Many fleeing are diabetic. Raghad Hasoun died when traffickers threw her insulin overboard when it was one bag over the limit and her mother lost her grip on the other supplies. She is perhaps the better known case, at least in diabetic circles, but she is far from the only one. Syrian pharmacies have been obliterated in many places and the ones left are not exactly getting a steady supply of orders in by UPS courier anymore. Many flee to MSF camps but they are struggling to keep up with demand. On top of that, the conditions these diabetics find them in are dangerous not just because of bullets or bombs but because of dirt and disease. The slightest cut on a rock as they flee the sound of a drone or a talk could get infected while their family are helpless to get anything to treat the wound. Syria was actually a beacon of hope for many diabetics before the war as supplies there were far cheaper than in Lebanon for example. So you have all those diabetics there also now struggling, just for a hormone we learned to treat with over a century ago. Yet still the prices kill people.
I have problems as a diabetic in Scotland and often they are huge and important problems but it is still humbling to read of Raghad or people like her. I want to be able to help them but knowing how is difficult. Today I think the way to help is to share their stories and their plight. Many of them marching across Serbia or clinging to a boat on the way to Turkey or even sitting in a hostel in Iraq or Egypt will not have access to internet and if they do I doubt their diabetes is something at the forefront of their mind to talk about. That is why I want to remind everyone they exist for them. Not just as refugees but as fellow diabetics struggling to get enough insulin to survive. Diabetics struggling to tell aid workers in other countries what they need without having the language to do so. I speak for the diabetics who get insulin but the not the stuff they usually have and so are wrestling to understand a new way of living while in a new country, hated by many around them and unable to properly communicate.
I don’t want to link to articles and overwhelm readers but if you google a combination of words involving diabetes and syria or refugees or war and pages and pages will appear.

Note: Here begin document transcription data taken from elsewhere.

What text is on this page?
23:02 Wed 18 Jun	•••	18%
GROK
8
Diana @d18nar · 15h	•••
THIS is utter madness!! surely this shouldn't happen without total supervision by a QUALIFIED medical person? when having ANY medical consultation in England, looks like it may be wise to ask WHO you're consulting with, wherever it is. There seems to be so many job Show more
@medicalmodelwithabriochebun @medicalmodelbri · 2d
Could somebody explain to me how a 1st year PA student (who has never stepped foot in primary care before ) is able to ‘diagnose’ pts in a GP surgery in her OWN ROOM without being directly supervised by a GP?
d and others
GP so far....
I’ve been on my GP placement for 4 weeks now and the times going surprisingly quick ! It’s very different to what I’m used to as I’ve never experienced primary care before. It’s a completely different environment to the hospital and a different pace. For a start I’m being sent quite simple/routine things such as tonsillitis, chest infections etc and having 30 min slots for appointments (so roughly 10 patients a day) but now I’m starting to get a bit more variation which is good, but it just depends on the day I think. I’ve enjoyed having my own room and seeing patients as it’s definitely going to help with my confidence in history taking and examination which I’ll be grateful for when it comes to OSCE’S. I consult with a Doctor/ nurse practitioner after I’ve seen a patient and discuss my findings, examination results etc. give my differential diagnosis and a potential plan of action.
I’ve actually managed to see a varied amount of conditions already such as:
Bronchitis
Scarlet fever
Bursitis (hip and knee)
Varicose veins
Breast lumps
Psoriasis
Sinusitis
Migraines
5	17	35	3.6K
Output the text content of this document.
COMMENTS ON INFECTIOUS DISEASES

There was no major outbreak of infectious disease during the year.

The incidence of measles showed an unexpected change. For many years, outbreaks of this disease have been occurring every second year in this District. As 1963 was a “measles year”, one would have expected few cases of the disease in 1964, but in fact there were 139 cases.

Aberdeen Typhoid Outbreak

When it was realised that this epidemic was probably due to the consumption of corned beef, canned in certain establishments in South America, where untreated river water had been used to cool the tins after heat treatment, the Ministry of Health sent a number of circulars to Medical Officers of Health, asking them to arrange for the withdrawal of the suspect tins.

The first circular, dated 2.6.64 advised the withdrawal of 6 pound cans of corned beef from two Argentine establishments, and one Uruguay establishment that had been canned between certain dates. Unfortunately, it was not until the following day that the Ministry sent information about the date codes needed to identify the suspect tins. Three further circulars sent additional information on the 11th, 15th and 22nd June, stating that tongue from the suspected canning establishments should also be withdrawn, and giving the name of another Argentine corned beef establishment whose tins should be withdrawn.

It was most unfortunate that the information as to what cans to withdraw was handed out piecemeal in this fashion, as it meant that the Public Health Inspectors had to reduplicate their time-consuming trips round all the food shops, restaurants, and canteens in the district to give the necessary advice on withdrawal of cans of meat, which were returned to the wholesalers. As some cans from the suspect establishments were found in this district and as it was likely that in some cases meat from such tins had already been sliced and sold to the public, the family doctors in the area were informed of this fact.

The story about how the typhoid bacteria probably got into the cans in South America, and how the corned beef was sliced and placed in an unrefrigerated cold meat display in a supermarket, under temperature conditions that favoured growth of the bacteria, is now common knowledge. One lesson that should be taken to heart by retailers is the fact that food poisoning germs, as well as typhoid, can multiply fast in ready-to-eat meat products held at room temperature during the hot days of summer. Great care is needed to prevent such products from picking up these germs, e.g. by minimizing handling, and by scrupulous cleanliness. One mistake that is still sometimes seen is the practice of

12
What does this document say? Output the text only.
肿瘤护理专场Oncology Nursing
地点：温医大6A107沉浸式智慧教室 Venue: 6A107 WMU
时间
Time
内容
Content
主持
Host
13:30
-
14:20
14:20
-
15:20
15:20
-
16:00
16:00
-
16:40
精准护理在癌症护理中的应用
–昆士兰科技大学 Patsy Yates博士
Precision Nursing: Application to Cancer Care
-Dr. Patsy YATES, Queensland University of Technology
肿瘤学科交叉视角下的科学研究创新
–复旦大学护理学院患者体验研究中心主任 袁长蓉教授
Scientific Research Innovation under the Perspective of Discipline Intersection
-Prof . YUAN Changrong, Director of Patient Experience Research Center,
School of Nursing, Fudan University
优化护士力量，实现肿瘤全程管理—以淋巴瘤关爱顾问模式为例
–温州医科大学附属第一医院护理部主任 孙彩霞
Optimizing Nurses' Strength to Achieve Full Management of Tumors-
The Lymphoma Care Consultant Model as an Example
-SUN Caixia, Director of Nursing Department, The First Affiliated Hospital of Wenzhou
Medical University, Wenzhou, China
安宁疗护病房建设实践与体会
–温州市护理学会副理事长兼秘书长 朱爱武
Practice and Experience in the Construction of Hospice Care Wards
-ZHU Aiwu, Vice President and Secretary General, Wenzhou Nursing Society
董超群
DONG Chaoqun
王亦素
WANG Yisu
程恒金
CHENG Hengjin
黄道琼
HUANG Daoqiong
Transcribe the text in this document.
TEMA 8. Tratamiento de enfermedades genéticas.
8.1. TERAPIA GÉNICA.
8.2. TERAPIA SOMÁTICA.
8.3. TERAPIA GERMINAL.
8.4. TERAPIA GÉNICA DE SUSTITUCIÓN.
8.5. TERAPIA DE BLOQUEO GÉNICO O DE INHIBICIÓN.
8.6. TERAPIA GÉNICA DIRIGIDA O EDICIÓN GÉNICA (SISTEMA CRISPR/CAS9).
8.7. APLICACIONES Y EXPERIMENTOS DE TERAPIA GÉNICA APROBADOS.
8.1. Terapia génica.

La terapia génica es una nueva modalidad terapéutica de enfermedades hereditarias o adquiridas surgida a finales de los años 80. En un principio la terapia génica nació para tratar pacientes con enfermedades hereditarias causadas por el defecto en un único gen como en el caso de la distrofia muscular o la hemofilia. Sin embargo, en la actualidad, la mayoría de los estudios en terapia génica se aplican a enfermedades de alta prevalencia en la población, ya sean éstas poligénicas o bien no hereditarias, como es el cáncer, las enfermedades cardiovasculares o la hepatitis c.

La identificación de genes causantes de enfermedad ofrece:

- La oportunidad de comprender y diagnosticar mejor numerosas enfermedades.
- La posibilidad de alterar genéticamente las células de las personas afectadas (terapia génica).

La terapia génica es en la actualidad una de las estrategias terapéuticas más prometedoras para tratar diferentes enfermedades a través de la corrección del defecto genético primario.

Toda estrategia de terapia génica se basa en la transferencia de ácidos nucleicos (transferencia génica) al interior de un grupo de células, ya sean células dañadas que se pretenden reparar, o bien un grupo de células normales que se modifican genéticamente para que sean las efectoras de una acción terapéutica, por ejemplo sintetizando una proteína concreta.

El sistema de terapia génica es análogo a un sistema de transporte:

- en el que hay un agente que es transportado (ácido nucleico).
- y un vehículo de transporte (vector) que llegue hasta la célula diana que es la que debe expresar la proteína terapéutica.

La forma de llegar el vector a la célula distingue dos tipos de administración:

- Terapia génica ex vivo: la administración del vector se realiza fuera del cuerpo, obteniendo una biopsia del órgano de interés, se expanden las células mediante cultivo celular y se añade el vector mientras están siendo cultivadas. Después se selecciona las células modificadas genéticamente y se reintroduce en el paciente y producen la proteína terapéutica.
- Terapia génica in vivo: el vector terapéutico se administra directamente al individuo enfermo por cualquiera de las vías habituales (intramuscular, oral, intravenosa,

So yes, I am in the first world and yes the NHS is fantastic but I will always remember those without when I get angry that the Doctor doesn’t want me to have another box of strips. I will fight my case but I will also send insulin I can’t use or don’t need to places far away that can and do. I will do everything I can with every source I find myself able to utilise because no one deserves to survive fleeing war and terror only to die over a vial of insulin that costs so little when it comes down to the fact that it will save a life.